Margo sagte, dass viele ukrainische Einwohner, vor allem jüngere, aus der Stadt geflohen sind. Ihre Freunde sind ins Ausland oder in von den Ukrainern gehaltene Städte gegangen und auch sie hat vor, die Stadt zu verlassen.

Stremousov schätzt, dass 60-70% der Einwohner der Region geblieben sind. Er sagte, dass in der Region russische Pässe ausgegeben werden und es lange Schlangen gibt.

Der russische Präsident Wladimir Putin hatte am 25. Mai ein Dekret unterzeichnet, das den Einwohnern von Cherson und Saporischschja den Erwerb der russischen Staatsbürgerschaft und Pässe erleichtert.

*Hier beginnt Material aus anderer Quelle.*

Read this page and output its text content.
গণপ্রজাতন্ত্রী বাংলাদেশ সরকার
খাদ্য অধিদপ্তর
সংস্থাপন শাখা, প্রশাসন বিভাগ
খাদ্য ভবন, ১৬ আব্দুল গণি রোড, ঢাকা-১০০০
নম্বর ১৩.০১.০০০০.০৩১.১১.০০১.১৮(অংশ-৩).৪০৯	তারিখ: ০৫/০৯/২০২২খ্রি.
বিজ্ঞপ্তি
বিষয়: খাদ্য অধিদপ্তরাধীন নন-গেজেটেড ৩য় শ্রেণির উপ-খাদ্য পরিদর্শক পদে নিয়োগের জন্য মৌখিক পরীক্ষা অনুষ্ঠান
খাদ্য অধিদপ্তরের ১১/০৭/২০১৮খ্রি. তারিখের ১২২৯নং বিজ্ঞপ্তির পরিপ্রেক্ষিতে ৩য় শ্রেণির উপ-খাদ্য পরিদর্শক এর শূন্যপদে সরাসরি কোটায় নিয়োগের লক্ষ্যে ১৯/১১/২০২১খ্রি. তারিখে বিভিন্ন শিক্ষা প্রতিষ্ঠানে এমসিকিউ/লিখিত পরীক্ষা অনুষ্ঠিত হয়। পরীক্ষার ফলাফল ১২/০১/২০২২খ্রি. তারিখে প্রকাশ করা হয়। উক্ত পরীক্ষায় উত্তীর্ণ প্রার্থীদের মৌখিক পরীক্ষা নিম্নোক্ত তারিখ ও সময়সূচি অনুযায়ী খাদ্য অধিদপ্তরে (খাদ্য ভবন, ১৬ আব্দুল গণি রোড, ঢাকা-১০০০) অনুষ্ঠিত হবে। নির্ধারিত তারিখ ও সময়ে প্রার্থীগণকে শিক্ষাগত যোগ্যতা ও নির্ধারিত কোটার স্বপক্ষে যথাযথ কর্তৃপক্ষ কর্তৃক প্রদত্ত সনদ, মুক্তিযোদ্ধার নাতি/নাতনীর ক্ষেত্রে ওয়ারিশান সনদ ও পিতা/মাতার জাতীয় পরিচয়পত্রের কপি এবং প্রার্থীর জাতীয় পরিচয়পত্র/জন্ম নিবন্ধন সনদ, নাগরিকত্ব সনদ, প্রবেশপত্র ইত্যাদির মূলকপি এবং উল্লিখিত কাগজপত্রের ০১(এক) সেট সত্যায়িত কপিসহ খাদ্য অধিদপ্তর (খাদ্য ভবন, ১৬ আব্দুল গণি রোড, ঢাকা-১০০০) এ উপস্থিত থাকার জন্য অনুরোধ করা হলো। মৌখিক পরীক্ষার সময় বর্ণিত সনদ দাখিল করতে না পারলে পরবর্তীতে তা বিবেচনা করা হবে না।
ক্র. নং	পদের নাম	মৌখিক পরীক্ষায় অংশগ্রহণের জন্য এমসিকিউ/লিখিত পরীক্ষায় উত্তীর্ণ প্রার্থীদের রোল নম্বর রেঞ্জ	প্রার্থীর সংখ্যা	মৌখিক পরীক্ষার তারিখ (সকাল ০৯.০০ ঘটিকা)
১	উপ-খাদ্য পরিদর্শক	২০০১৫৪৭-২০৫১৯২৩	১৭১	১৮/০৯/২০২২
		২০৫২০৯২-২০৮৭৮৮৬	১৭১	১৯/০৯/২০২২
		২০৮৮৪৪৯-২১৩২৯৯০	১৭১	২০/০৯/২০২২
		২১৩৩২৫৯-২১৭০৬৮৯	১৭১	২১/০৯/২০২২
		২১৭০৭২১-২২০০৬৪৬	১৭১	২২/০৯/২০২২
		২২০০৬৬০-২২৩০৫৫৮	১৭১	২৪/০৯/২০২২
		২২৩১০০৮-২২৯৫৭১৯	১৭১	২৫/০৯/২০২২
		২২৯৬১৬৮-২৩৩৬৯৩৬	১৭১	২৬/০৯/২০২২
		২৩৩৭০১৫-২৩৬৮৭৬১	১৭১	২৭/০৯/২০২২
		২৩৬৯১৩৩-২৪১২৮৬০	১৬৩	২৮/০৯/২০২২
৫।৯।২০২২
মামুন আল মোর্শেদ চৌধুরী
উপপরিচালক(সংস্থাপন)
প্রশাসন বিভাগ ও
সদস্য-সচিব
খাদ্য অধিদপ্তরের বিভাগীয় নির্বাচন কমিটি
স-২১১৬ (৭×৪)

Reuters konnte nicht feststellen, wie viele Menschen aus der Stadt geflohen waren, sprach aber mit den Mitgliedern von vier Familien, die die Stadt verlassen hatten.

Die Lehrerin sagte, sie habe nicht vor, die Stadt zu verlassen.

"Wir warten auf die ukrainische Armee", sagte sie. "Ich weiß nicht, wie das geschehen wird und wo wir uns verstecken werden und was wir verlieren werden, aber wir wollen in der Ukraine bleiben.